Foto: APA/EPA/Olivier Hoslet
Die deutsche Modebranche zieht im Streit um die Einfuhrbeschränkungen für Textilien aus China vor das deutsche Bundesverfassungsgericht. Der Gelsenkirchener Modehersteller Gelco habe stellvertretend für zahlreiche betroffene Firmen Verfassungsklage gegen die von der Europäischen Union wieder eingeführten Quoten eingereicht, sagte Gelco-Geschäftsführer Jürgen Richter.

Auf seinem Firmengelände seien 38.000 Pullover aus China mit einem Verkaufswert von 2,5 Millionen Euro vom Zoll beschlagnahmt worden, weil die EU-Einfuhrquote überschritten sei. Die Ware sei bezahlt, dürfe jedoch nicht verkauft werden, klagte Richter. Der Modeverband German Fashion unterstützt die Klage.

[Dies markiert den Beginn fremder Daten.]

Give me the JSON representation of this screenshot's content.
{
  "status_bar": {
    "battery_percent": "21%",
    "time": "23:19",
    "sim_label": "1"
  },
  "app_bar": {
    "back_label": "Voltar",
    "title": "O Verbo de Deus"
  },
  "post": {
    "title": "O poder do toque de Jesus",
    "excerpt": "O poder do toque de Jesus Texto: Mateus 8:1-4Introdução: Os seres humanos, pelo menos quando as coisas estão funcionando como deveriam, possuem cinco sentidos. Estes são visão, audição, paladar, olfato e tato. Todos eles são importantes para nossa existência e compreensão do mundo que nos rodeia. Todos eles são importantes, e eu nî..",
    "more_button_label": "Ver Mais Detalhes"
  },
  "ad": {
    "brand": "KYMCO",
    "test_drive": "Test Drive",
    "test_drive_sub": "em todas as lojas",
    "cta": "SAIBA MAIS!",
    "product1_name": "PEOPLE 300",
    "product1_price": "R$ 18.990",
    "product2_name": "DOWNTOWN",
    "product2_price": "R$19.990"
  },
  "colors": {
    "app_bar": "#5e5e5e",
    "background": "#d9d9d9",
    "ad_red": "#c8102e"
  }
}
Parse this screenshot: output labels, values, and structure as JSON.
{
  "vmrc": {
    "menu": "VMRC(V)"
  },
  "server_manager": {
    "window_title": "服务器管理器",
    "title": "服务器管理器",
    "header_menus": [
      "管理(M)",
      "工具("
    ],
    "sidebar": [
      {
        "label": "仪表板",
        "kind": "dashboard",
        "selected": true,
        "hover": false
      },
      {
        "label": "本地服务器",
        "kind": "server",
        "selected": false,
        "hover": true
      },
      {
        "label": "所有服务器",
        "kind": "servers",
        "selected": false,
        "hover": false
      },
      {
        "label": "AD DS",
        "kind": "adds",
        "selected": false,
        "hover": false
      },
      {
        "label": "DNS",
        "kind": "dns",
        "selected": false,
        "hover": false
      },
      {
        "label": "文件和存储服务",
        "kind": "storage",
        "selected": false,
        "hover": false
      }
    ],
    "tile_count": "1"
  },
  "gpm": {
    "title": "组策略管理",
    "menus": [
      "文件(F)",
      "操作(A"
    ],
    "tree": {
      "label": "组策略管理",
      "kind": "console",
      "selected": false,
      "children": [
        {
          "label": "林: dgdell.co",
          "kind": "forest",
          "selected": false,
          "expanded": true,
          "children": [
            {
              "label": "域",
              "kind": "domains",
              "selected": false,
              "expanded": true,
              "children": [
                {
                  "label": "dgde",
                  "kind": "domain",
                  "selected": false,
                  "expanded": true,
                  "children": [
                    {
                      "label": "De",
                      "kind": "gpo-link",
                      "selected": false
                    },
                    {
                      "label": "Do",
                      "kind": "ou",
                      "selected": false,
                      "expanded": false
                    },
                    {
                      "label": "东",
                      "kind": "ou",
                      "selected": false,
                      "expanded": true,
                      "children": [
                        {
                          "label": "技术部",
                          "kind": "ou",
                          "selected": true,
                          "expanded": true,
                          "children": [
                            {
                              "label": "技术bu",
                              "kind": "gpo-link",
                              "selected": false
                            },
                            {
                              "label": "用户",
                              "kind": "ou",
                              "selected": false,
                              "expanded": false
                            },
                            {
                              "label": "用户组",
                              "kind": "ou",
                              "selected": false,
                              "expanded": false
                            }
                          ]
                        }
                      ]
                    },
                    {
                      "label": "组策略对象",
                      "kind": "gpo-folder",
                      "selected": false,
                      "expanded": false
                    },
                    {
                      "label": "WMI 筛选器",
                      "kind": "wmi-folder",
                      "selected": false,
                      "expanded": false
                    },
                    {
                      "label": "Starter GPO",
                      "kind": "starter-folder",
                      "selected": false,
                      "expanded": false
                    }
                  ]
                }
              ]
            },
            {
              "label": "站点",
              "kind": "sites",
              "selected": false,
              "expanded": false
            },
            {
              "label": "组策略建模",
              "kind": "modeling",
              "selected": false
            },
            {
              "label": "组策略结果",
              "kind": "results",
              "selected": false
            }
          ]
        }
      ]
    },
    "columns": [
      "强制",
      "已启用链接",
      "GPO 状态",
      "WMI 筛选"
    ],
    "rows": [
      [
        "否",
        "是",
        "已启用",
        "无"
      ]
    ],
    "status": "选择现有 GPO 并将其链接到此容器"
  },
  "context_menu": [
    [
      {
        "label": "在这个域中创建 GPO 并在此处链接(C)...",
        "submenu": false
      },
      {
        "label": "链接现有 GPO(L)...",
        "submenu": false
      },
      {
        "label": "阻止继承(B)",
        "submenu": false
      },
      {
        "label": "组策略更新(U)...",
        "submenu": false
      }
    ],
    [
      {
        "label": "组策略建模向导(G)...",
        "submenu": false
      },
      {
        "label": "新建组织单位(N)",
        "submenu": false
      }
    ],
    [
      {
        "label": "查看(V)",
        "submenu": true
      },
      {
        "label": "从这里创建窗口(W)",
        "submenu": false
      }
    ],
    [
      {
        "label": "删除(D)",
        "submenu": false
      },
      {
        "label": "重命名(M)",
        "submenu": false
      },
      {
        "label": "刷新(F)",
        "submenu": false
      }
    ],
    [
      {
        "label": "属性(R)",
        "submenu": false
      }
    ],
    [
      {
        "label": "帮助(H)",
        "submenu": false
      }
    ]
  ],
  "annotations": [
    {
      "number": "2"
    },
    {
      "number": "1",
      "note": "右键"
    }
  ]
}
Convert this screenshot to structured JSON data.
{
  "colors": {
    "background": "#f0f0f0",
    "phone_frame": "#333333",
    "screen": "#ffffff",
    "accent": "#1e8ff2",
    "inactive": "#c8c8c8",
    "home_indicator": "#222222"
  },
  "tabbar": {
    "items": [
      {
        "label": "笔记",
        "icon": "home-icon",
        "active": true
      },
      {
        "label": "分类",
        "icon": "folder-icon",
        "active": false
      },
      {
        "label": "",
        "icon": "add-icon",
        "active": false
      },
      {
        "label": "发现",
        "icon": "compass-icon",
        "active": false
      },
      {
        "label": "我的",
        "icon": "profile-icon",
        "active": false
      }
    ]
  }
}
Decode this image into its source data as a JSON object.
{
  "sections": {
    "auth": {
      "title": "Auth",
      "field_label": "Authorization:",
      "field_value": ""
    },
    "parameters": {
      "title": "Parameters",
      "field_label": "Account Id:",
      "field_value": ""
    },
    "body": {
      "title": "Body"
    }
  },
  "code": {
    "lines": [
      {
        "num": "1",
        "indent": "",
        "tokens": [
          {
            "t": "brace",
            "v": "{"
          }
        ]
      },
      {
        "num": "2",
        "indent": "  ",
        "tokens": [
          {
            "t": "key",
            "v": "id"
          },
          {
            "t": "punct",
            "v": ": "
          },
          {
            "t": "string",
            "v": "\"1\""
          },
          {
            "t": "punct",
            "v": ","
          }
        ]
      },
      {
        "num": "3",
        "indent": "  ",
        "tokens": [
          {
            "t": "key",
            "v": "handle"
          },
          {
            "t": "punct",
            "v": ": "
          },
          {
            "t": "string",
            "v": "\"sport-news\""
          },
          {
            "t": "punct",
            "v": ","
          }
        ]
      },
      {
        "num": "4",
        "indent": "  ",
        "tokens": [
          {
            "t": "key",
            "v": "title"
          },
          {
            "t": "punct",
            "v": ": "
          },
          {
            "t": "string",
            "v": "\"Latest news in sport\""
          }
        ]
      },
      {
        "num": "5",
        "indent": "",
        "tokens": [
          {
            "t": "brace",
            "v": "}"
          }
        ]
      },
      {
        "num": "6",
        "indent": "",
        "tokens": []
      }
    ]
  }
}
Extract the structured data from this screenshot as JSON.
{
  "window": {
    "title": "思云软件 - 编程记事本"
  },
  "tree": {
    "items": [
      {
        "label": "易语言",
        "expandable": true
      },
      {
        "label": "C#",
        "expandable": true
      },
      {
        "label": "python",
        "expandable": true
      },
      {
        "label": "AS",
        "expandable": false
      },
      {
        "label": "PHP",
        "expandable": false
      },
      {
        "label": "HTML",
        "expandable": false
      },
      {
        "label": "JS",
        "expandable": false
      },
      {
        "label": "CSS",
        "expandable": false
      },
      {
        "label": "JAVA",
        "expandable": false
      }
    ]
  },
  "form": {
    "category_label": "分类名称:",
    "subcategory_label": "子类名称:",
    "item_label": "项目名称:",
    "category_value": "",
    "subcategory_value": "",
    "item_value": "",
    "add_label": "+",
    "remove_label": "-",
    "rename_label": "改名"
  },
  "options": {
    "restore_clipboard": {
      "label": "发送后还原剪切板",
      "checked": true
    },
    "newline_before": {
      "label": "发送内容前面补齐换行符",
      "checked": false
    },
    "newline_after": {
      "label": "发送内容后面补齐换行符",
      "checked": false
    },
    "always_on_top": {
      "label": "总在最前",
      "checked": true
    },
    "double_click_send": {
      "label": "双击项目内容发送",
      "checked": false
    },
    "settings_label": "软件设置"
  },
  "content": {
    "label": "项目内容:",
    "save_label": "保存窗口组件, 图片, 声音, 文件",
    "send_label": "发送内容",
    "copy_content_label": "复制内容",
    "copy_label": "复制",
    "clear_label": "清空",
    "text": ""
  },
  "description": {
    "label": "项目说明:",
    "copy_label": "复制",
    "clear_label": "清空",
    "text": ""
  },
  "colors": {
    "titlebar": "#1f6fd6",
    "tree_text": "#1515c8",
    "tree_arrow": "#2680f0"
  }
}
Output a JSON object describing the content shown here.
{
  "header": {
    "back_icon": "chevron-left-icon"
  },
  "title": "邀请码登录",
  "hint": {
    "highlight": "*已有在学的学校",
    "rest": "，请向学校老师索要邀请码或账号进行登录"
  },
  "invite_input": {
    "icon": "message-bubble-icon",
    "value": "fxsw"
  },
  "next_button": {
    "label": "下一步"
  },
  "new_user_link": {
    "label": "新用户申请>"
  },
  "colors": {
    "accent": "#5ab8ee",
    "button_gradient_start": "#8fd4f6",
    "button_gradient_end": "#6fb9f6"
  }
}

Zunächst solle der Verkaufsstopp per einstweiliger Verfügung aufgehoben werden, verlangte Hauptgeschäftsführer Thomas Rasch in Köln. Die Branche sehe in der Entscheidung zur rückwirkenden Wiedereinführung der Textilquoten jedoch auch einen Verstoß gegen das deutsche Verfassungsrecht, wonach solch einschneidende Maßnahmen des Staates nicht rückwirkend gelten dürfen, erläuterte Rasch.

Kommission will nachbessern

Die EU-Kommission verhandelt mit China bereits über eine Flexibilisierung der Quoten und will nachbessern. Gespräche auf höchster Ebene von EU-Handelskommissar Peter Mandelson mit Vertretern in Peking kamen bisher allerdings nicht zustande. Mehrere Länder, unter ihnen Deutschland, Dänemark, Schweden und die Niederlande, wollen eine flexiblere Handhabung der seit Juni geltenden Importbeschränkungen.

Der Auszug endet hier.